While reading the quasi independent Stars & Stripes publication tonight, I thought a story from Iraq with a very loose connection to funnyman Dave Chappelle might give a chuckle or two. It did, but not because of anything to do with the comedian.

No, what made me laugh was this passage, emphasis added:

Chappelle has a connection to Iraq thanks to Maj. Mondrey McLaurin, the U.S. Military Transition Team (MiTT) adviser for the 9th Iraqi Division’s Logistics and Administration Battalion.

McLaurin and his team of nine soldiers advise one of the three logistics battalions currently in the Iraqi army.

The big problem facing the battalion, McLaurin said, is that “requisition and documentation is throwing everything off. We think we know the plan to get requests from battalion to brigade to division,” but as soon as they try the system, someone tells them the system works differently, he said.
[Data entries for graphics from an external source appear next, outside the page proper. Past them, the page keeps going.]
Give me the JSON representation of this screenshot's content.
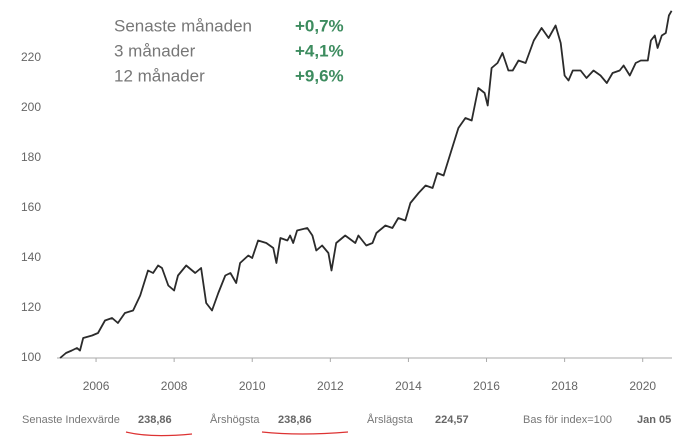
{
  "chart_data": {
    "type": "line",
    "x": [
      2005.08,
      2005.23,
      2005.38,
      2005.51,
      2005.59,
      2005.67,
      2005.9,
      2006.05,
      2006.23,
      2006.41,
      2006.56,
      2006.74,
      2006.95,
      2007.13,
      2007.33,
      2007.46,
      2007.59,
      2007.69,
      2007.85,
      2008.0,
      2008.1,
      2008.31,
      2008.54,
      2008.69,
      2008.82,
      2008.97,
      2009.13,
      2009.31,
      2009.44,
      2009.59,
      2009.69,
      2009.9,
      2010.0,
      2010.15,
      2010.36,
      2010.54,
      2010.62,
      2010.72,
      2010.9,
      2010.97,
      2011.05,
      2011.15,
      2011.41,
      2011.54,
      2011.64,
      2011.79,
      2011.95,
      2012.03,
      2012.15,
      2012.38,
      2012.64,
      2012.72,
      2012.92,
      2013.08,
      2013.18,
      2013.41,
      2013.59,
      2013.74,
      2013.92,
      2014.05,
      2014.26,
      2014.44,
      2014.62,
      2014.74,
      2014.9,
      2015.08,
      2015.28,
      2015.46,
      2015.62,
      2015.79,
      2015.95,
      2016.03,
      2016.13,
      2016.28,
      2016.41,
      2016.56,
      2016.67,
      2016.82,
      2017.0,
      2017.21,
      2017.41,
      2017.59,
      2017.77,
      2017.9,
      2018.0,
      2018.1,
      2018.21,
      2018.41,
      2018.56,
      2018.74,
      2018.92,
      2019.08,
      2019.23,
      2019.41,
      2019.51,
      2019.67,
      2019.82,
      2019.95,
      2020.13,
      2020.21,
      2020.31,
      2020.38,
      2020.49,
      2020.59,
      2020.67,
      2020.74
    ],
    "series": [
      {
        "name": "Index",
        "color": "#2b2b2b",
        "values": [
          100,
          102,
          103,
          104,
          103,
          108,
          109,
          110,
          115,
          116,
          114,
          118,
          119,
          125,
          135,
          134,
          137,
          136,
          129,
          127,
          133,
          137,
          134,
          136,
          122,
          119,
          126,
          133,
          134,
          130,
          138,
          141,
          140,
          147,
          146,
          144,
          138,
          148,
          147,
          149,
          146,
          151,
          152,
          149,
          143,
          145,
          142,
          135,
          146,
          149,
          146,
          149,
          145,
          146,
          150,
          153,
          152,
          156,
          155,
          162,
          166,
          169,
          168,
          174,
          173,
          182,
          192,
          196,
          195,
          208,
          206,
          201,
          216,
          218,
          222,
          215,
          215,
          219,
          218,
          227,
          232,
          228,
          233,
          226,
          213,
          211,
          215,
          215,
          212,
          215,
          213,
          210,
          214,
          215,
          217,
          213,
          218,
          219,
          219,
          227,
          229,
          224,
          229,
          230,
          237,
          238.86
        ]
      }
    ],
    "xlim": [
      2005,
      2020.75
    ],
    "xticks": [
      2006,
      2008,
      2010,
      2012,
      2014,
      2016,
      2018,
      2020
    ],
    "ylim": [
      100,
      240
    ],
    "yticks": [
      100,
      120,
      140,
      160,
      180,
      200,
      220
    ]
  },
  "summary": [
    {
      "label": "Senaste månaden",
      "value": "+0,7%"
    },
    {
      "label": "3 månader",
      "value": "+4,1%"
    },
    {
      "label": "12 månader",
      "value": "+9,6%"
    }
  ],
  "footer": [
    {
      "label": "Senaste Indexvärde",
      "value": "238,86"
    },
    {
      "label": "Årshögsta",
      "value": "238,86"
    },
    {
      "label": "Årslägsta",
      "value": "224,57"
    },
    {
      "label": "Bas för index=100",
      "value": "Jan 05"
    }
  ]
}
Since the Iraqi logistics system isn’t computerized, everything has to be requested using a standard paper form McLaurin calls a “101,” which lists the item, its price and the number requested.

That’s where Chappelle comes in.

The Iraqis were having some issues filling out and keeping track of the 101 forms.
At the same time, the MiTT soldiers had accidentally received an order of 100 boxes of yellow, instead of white, printer paper.


Oh, just an eff-ing great war, Mr. George W. Bush, and the execution of it, too!

Almost four years into the Iraq quagmire, and with no end in sight to the insurgents' civil war and attacks on US troops, and after billions and billions of America taxpayer dollars have been poured into the sand traps of Iraq, the world's sole superpower, one with limitless computer, web and information resources, and several industries to deal with logistics systems, Bush and his military operation are unable to provide a computerized logistics system to an Iraqi battalion.

Gee, it gives me great comfort to know at this point that the Iraqi armed forces we are training, arming and equipping is back in the dead trees era. Maybe I should relish the idea that at least they're not in the stone age, having to chisel requests into granite. Not!

One more reason to laugh: Bush, like a village idiot shoveling good money after bad into a bottomless hole, is requesting billions more for his Iraq war.